• 19 Aprile 2024 9:15

Basta guerre

DiDaniele Lugli

Feb 20, 2023

Edgar Morin, a 102 anni, ci regala “Di guerra in guerra. Dal 1940 all’Ucraina invasa”. È come se un solo conflitto ci accompagnasse sempre, pur nella varietà di forme che assume. Sembriamo “ignorare che nel 1945 è iniziata una nuova era con la minaccia di morte per l’umanità, minaccia che è continuamente accresciuta dalla proliferazione delle armi nucleari, dalla loro sofisticazione e dal loro possibile utilizzo qualora l’escalation continui ad aggravare e ad amplificare la Guerra d’Ucraina”. Sessanta anni fa un Papa lo dice in un latinorum facile da capire: alienum a ratione bellum iam aptum esse ad violata iura sarcienda, bisogna essere fuori di testa per credere che la guerra possa, in questo tempo, risarcire diritti violati. Oggi ancor meno.

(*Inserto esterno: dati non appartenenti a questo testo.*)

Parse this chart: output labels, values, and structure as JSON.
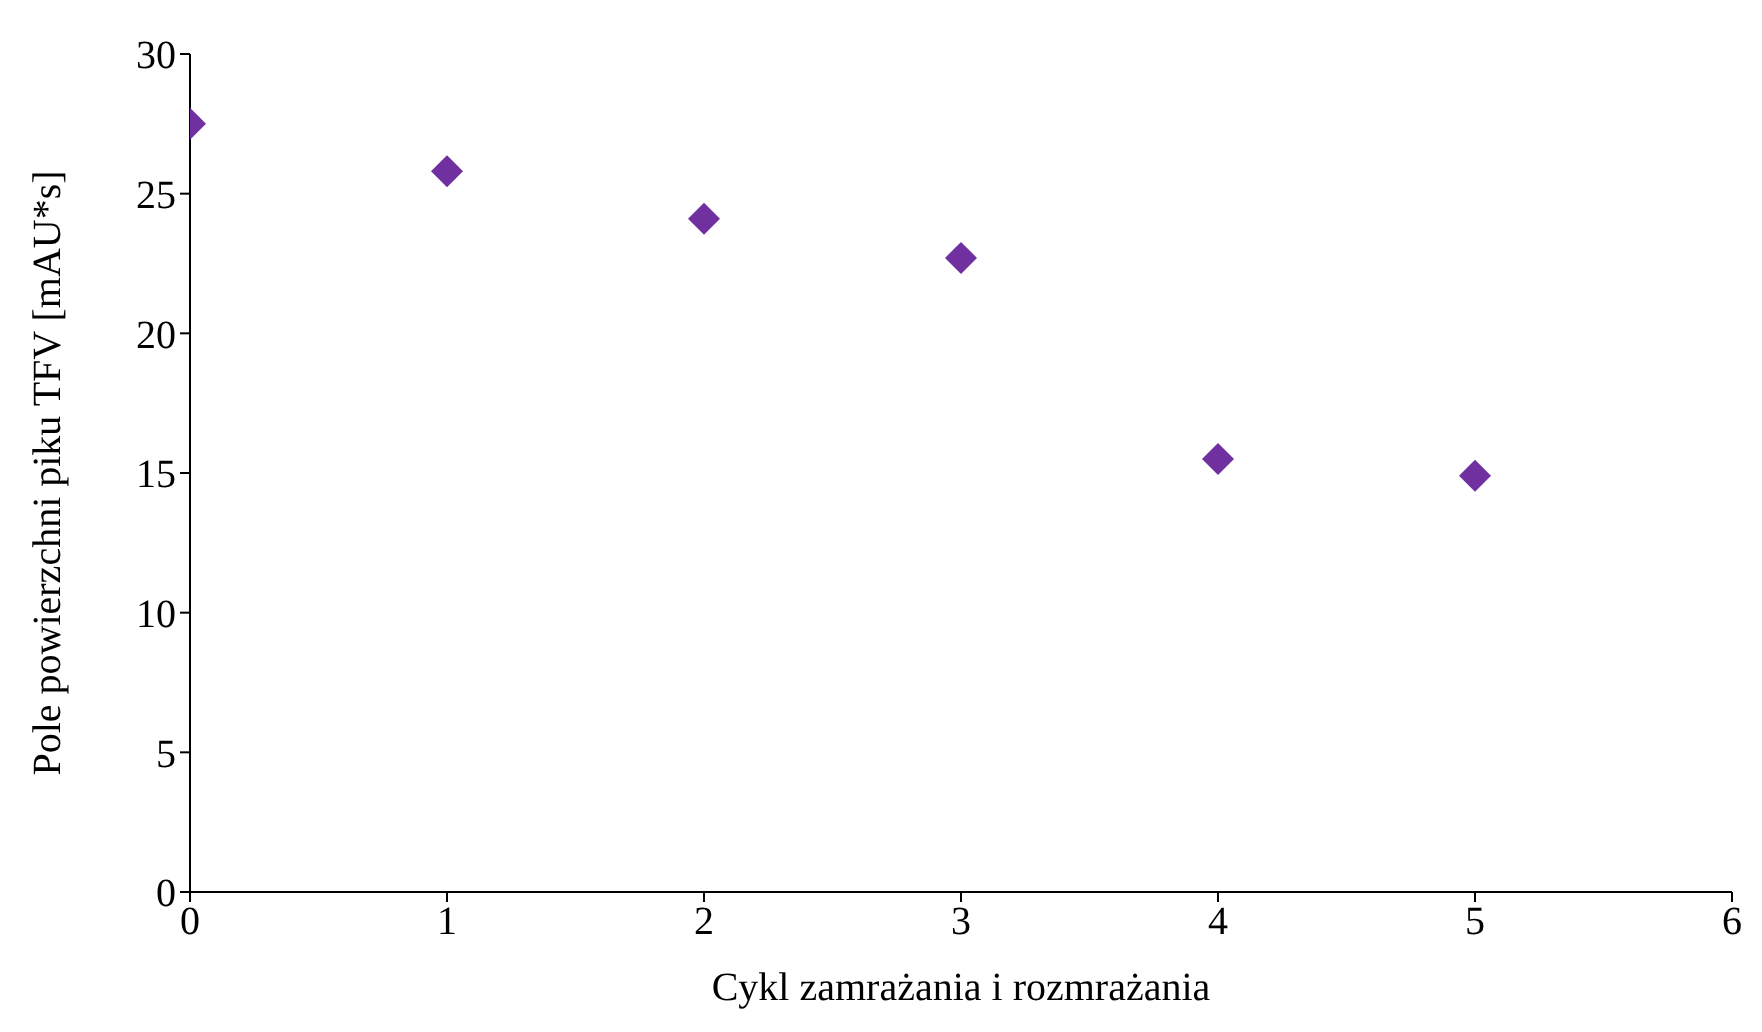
{
  "chart_data": {
    "type": "scatter",
    "xlabel": "Cykl zamrażania i rozmrażania",
    "ylabel": "Pole powierzchni piku TFV [mAU*s]",
    "x": [
      0,
      1,
      2,
      3,
      4,
      5
    ],
    "series": [
      {
        "color": "#7030a0",
        "values": [
          27.5,
          25.8,
          24.1,
          22.7,
          15.5,
          14.9
        ]
      }
    ],
    "xlim": [
      0,
      6
    ],
    "xticks": [
      0,
      1,
      2,
      3,
      4,
      5,
      6
    ],
    "ylim": [
      0,
      30
    ],
    "yticks": [
      0,
      5,
      10,
      15,
      20,
      25,
      30
    ],
    "grid": false,
    "legend": false,
    "marker": "diamond"
  }
}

Così Morin ripercorre le guerre, conosciute nella sua vita, in chiave critica e autocritica. Il Papa attuale parla di una guerra mondiale, combattuta a pezzi. Nella ricostruzione di Edgar Morin i conflitti sono tessere di uno spaventoso mosaico che si compone sotto i nostri occhi. Conclude, dopo aver tentato di delineare un processo di pace, che questo non è solo necessario, ma massimamente urgente. “L’Urgenza è grande: questa guerra provoca una crisi considerevole che aggrava e aggraverà tutte le altre enormi crisi del secolo subite dall’umanità, come la crisi ecologica, la crisi della civiltà, la crisi del pensiero. Che a loro volta aggravano e aggraveranno la crisi e i mali nati da questa guerra. Più la guerra si aggrava, più la pace è difficile e più è urgente. Evitiamo una guerra mondiale. Sarebbe peggio della precedente”.

Il saggio di Morin mi invita a ripercorrere gli stessi anni e le stesse guerre per come li ho sperimentati e per l’idea che di pace e guerra mi sono fatto. Dal grande pensatore mi separano giusto venti anni e un’incommensurabile distanza di pensiero ed esperienza. La differenza d’età ha un peso particolarmente per la guerra mondiale. In un’intervista dice: “Poi nel ’41, avevo vent’anni, quando ci fu l’attacco tedesco contro l’Unione Sovietica entrai nella Resistenza”, Nell’autobiografico “I ricordi mi vengono incontro” cita il 3 settembre 1941, lancio dell’offensiva per prendere Mosca, come decisivo per la scelta. Io nasco in quell’anno, il 1° settembre a mezzogiorno. Un’amica strega mi dice che, tenuto conto del segno e dell’ascendente, posso fare quello che voglio. Il 3 settembre, penso, poppavo e dormivo. Ho già tre anni compiuti invece quando nasce mio fratello e mio padre mi dice solenne “Ora sei grande”. Da allora i miei ricordi ogni tanto mi vengono incontro.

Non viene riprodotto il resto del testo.